There will always be better and new enhancements to existing equipment, more accurate and widespread adoption of satellite correction services, and more reliable communication from the field to the office, enabling real-time data transfer. This leads to safer and more efficient field operations, allowing missing data to be identified in real time rather than later in the office. The ability to share data in real time between field crews and across disparate field sites is taken for granted in urban areas but is a challenge when beginning greenfield remote operations. Communication technology has come a long way, but at the same time, the amount of data we are sending is increasingly large and detailed.
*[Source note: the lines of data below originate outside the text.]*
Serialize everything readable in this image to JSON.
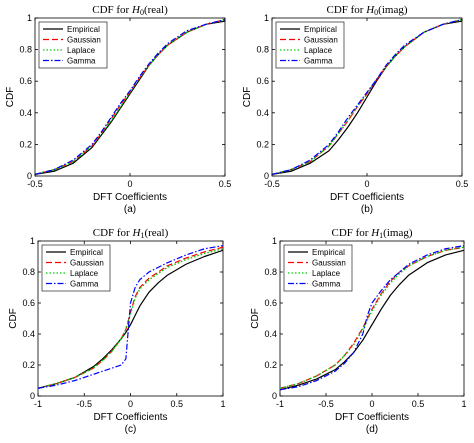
{
  "chart_data": [
    {
      "type": "line",
      "caption": "(a)",
      "title": {
        "prefix": "CDF for ",
        "var": "H",
        "sub": "0",
        "suffix": "(real)"
      },
      "xlabel": "DFT Coefficients",
      "ylabel": "CDF",
      "xlim": [
        -0.5,
        0.5
      ],
      "ylim": [
        0,
        1
      ],
      "xticks": [
        "-0.5",
        "0",
        "0.5"
      ],
      "yticks": [
        "0",
        "0.2",
        "0.4",
        "0.6",
        "0.8",
        "1"
      ],
      "legend_position": "top-left",
      "grid": false,
      "series": [
        {
          "name": "Empirical",
          "color": "#000000",
          "dash": "solid",
          "x": [
            -0.5,
            -0.4,
            -0.3,
            -0.2,
            -0.15,
            -0.1,
            -0.05,
            0,
            0.05,
            0.1,
            0.15,
            0.2,
            0.3,
            0.4,
            0.5
          ],
          "y": [
            0.01,
            0.03,
            0.08,
            0.18,
            0.26,
            0.34,
            0.43,
            0.52,
            0.61,
            0.7,
            0.77,
            0.83,
            0.91,
            0.96,
            0.98
          ]
        },
        {
          "name": "Gaussian",
          "color": "#ff0000",
          "dash": "dashed",
          "x": [
            -0.5,
            -0.4,
            -0.3,
            -0.2,
            -0.15,
            -0.1,
            -0.05,
            0,
            0.05,
            0.1,
            0.15,
            0.2,
            0.3,
            0.4,
            0.5
          ],
          "y": [
            0.01,
            0.04,
            0.09,
            0.19,
            0.27,
            0.36,
            0.45,
            0.53,
            0.62,
            0.7,
            0.77,
            0.83,
            0.91,
            0.96,
            0.99
          ]
        },
        {
          "name": "Laplace",
          "color": "#00cc00",
          "dash": "dotted",
          "x": [
            -0.5,
            -0.4,
            -0.3,
            -0.2,
            -0.15,
            -0.1,
            -0.05,
            0,
            0.05,
            0.1,
            0.15,
            0.2,
            0.3,
            0.4,
            0.5
          ],
          "y": [
            0.01,
            0.04,
            0.09,
            0.19,
            0.27,
            0.35,
            0.44,
            0.53,
            0.62,
            0.7,
            0.77,
            0.83,
            0.91,
            0.96,
            0.99
          ]
        },
        {
          "name": "Gamma",
          "color": "#0000ff",
          "dash": "dashdot",
          "x": [
            -0.5,
            -0.4,
            -0.3,
            -0.2,
            -0.15,
            -0.1,
            -0.05,
            0,
            0.05,
            0.1,
            0.15,
            0.2,
            0.3,
            0.4,
            0.5
          ],
          "y": [
            0.01,
            0.04,
            0.1,
            0.2,
            0.28,
            0.37,
            0.46,
            0.54,
            0.63,
            0.71,
            0.78,
            0.84,
            0.92,
            0.96,
            0.99
          ]
        }
      ]
    },
    {
      "type": "line",
      "caption": "(b)",
      "title": {
        "prefix": "CDF for ",
        "var": "H",
        "sub": "0",
        "suffix": "(imag)"
      },
      "xlabel": "DFT Coefficients",
      "ylabel": "CDF",
      "xlim": [
        -0.5,
        0.5
      ],
      "ylim": [
        0,
        1
      ],
      "xticks": [
        "-0.5",
        "0",
        "0.5"
      ],
      "yticks": [
        "0",
        "0.2",
        "0.4",
        "0.6",
        "0.8",
        "1"
      ],
      "legend_position": "top-left",
      "grid": false,
      "series": [
        {
          "name": "Empirical",
          "color": "#000000",
          "dash": "solid",
          "x": [
            -0.5,
            -0.4,
            -0.3,
            -0.2,
            -0.15,
            -0.1,
            -0.05,
            0,
            0.05,
            0.1,
            0.15,
            0.2,
            0.3,
            0.4,
            0.5
          ],
          "y": [
            0.01,
            0.03,
            0.08,
            0.16,
            0.23,
            0.31,
            0.4,
            0.5,
            0.6,
            0.69,
            0.76,
            0.82,
            0.91,
            0.96,
            0.98
          ]
        },
        {
          "name": "Gaussian",
          "color": "#ff0000",
          "dash": "dashed",
          "x": [
            -0.5,
            -0.4,
            -0.3,
            -0.2,
            -0.15,
            -0.1,
            -0.05,
            0,
            0.05,
            0.1,
            0.15,
            0.2,
            0.3,
            0.4,
            0.5
          ],
          "y": [
            0.01,
            0.04,
            0.09,
            0.19,
            0.27,
            0.35,
            0.44,
            0.52,
            0.61,
            0.69,
            0.76,
            0.82,
            0.91,
            0.96,
            0.99
          ]
        },
        {
          "name": "Laplace",
          "color": "#00cc00",
          "dash": "dotted",
          "x": [
            -0.5,
            -0.4,
            -0.3,
            -0.2,
            -0.15,
            -0.1,
            -0.05,
            0,
            0.05,
            0.1,
            0.15,
            0.2,
            0.3,
            0.4,
            0.5
          ],
          "y": [
            0.01,
            0.04,
            0.09,
            0.19,
            0.27,
            0.35,
            0.44,
            0.52,
            0.61,
            0.69,
            0.76,
            0.82,
            0.91,
            0.96,
            0.99
          ]
        },
        {
          "name": "Gamma",
          "color": "#0000ff",
          "dash": "dashdot",
          "x": [
            -0.5,
            -0.4,
            -0.3,
            -0.2,
            -0.15,
            -0.1,
            -0.05,
            0,
            0.05,
            0.1,
            0.15,
            0.2,
            0.3,
            0.4,
            0.5
          ],
          "y": [
            0.01,
            0.04,
            0.1,
            0.2,
            0.28,
            0.37,
            0.45,
            0.53,
            0.61,
            0.7,
            0.77,
            0.83,
            0.91,
            0.96,
            0.99
          ]
        }
      ]
    },
    {
      "type": "line",
      "caption": "(c)",
      "title": {
        "prefix": "CDF for ",
        "var": "H",
        "sub": "1",
        "suffix": "(real)"
      },
      "xlabel": "DFT Coefficients",
      "ylabel": "CDF",
      "xlim": [
        -1,
        1
      ],
      "ylim": [
        0,
        1
      ],
      "xticks": [
        "-1",
        "-0.5",
        "0",
        "0.5",
        "1"
      ],
      "yticks": [
        "0",
        "0.2",
        "0.4",
        "0.6",
        "0.8",
        "1"
      ],
      "legend_position": "top-left",
      "grid": false,
      "series": [
        {
          "name": "Empirical",
          "color": "#000000",
          "dash": "solid",
          "x": [
            -1,
            -0.8,
            -0.6,
            -0.4,
            -0.3,
            -0.2,
            -0.1,
            -0.05,
            0,
            0.05,
            0.1,
            0.2,
            0.3,
            0.4,
            0.6,
            0.8,
            1
          ],
          "y": [
            0.05,
            0.08,
            0.12,
            0.19,
            0.24,
            0.3,
            0.37,
            0.41,
            0.46,
            0.52,
            0.58,
            0.67,
            0.73,
            0.78,
            0.85,
            0.9,
            0.94
          ]
        },
        {
          "name": "Gaussian",
          "color": "#ff0000",
          "dash": "dashed",
          "x": [
            -1,
            -0.8,
            -0.6,
            -0.4,
            -0.3,
            -0.2,
            -0.1,
            -0.05,
            0,
            0.05,
            0.1,
            0.2,
            0.3,
            0.4,
            0.6,
            0.8,
            1
          ],
          "y": [
            0.05,
            0.08,
            0.12,
            0.18,
            0.23,
            0.29,
            0.37,
            0.43,
            0.54,
            0.64,
            0.7,
            0.76,
            0.8,
            0.84,
            0.89,
            0.93,
            0.96
          ]
        },
        {
          "name": "Laplace",
          "color": "#00cc00",
          "dash": "dotted",
          "x": [
            -1,
            -0.8,
            -0.6,
            -0.4,
            -0.3,
            -0.2,
            -0.1,
            -0.05,
            0,
            0.05,
            0.1,
            0.2,
            0.3,
            0.4,
            0.6,
            0.8,
            1
          ],
          "y": [
            0.05,
            0.08,
            0.12,
            0.18,
            0.23,
            0.29,
            0.37,
            0.43,
            0.53,
            0.63,
            0.69,
            0.75,
            0.79,
            0.83,
            0.88,
            0.92,
            0.95
          ]
        },
        {
          "name": "Gamma",
          "color": "#0000ff",
          "dash": "dashdot",
          "x": [
            -1,
            -0.8,
            -0.6,
            -0.4,
            -0.3,
            -0.2,
            -0.1,
            -0.05,
            0,
            0.05,
            0.1,
            0.2,
            0.3,
            0.4,
            0.6,
            0.8,
            1
          ],
          "y": [
            0.05,
            0.07,
            0.1,
            0.14,
            0.16,
            0.18,
            0.2,
            0.24,
            0.6,
            0.7,
            0.75,
            0.8,
            0.83,
            0.86,
            0.91,
            0.95,
            0.97
          ]
        }
      ]
    },
    {
      "type": "line",
      "caption": "(d)",
      "title": {
        "prefix": "CDF for ",
        "var": "H",
        "sub": "1",
        "suffix": "(imag)"
      },
      "xlabel": "DFT Coefficients",
      "ylabel": "CDF",
      "xlim": [
        -1,
        1
      ],
      "ylim": [
        0,
        1
      ],
      "xticks": [
        "-1",
        "-0.5",
        "0",
        "0.5",
        "1"
      ],
      "yticks": [
        "0",
        "0.2",
        "0.4",
        "0.6",
        "0.8",
        "1"
      ],
      "legend_position": "top-left",
      "grid": false,
      "series": [
        {
          "name": "Empirical",
          "color": "#000000",
          "dash": "solid",
          "x": [
            -1,
            -0.8,
            -0.6,
            -0.4,
            -0.3,
            -0.2,
            -0.1,
            0,
            0.1,
            0.2,
            0.3,
            0.4,
            0.6,
            0.8,
            1
          ],
          "y": [
            0.04,
            0.07,
            0.11,
            0.17,
            0.22,
            0.28,
            0.36,
            0.46,
            0.56,
            0.65,
            0.72,
            0.78,
            0.86,
            0.91,
            0.94
          ]
        },
        {
          "name": "Gaussian",
          "color": "#ff0000",
          "dash": "dashed",
          "x": [
            -1,
            -0.8,
            -0.6,
            -0.4,
            -0.3,
            -0.2,
            -0.1,
            0,
            0.1,
            0.2,
            0.3,
            0.4,
            0.6,
            0.8,
            1
          ],
          "y": [
            0.05,
            0.08,
            0.13,
            0.2,
            0.26,
            0.34,
            0.44,
            0.56,
            0.66,
            0.74,
            0.8,
            0.84,
            0.9,
            0.94,
            0.96
          ]
        },
        {
          "name": "Laplace",
          "color": "#00cc00",
          "dash": "dotted",
          "x": [
            -1,
            -0.8,
            -0.6,
            -0.4,
            -0.3,
            -0.2,
            -0.1,
            0,
            0.1,
            0.2,
            0.3,
            0.4,
            0.6,
            0.8,
            1
          ],
          "y": [
            0.05,
            0.08,
            0.13,
            0.2,
            0.26,
            0.33,
            0.43,
            0.55,
            0.65,
            0.73,
            0.79,
            0.84,
            0.9,
            0.94,
            0.96
          ]
        },
        {
          "name": "Gamma",
          "color": "#0000ff",
          "dash": "dashdot",
          "x": [
            -1,
            -0.8,
            -0.6,
            -0.4,
            -0.3,
            -0.2,
            -0.1,
            -0.05,
            0,
            0.1,
            0.2,
            0.3,
            0.4,
            0.6,
            0.8,
            1
          ],
          "y": [
            0.04,
            0.06,
            0.1,
            0.16,
            0.21,
            0.28,
            0.4,
            0.52,
            0.6,
            0.68,
            0.75,
            0.8,
            0.85,
            0.91,
            0.95,
            0.97
          ]
        }
      ]
    }
  ]
}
There are ways of consolidating and understanding raw data, and this is where machine learning is valuable. It can consolidate and provide insights by examining large amounts of field data, both new and historical, that would otherwise be too onerous to review. The advancement of easy-to-use field data collectors and the automated checking of data quality standards in the field allow managers to check for accuracy while still on-site. Additionally, machine learning offers insights into what might already be out there by analyzing the information we have. This is an exciting prospect—if that data is available and we understand its provenance, it could save a great deal of repeat work and, in some cases, impact initial design.

There have been several infrastructure failures in the news recently, which raises the questions: What can we learn from these incidents? If you have similar infrastructure, can you assess if similar circumstances are at play? Can machine learning help understand the similarities and probabilities of failure?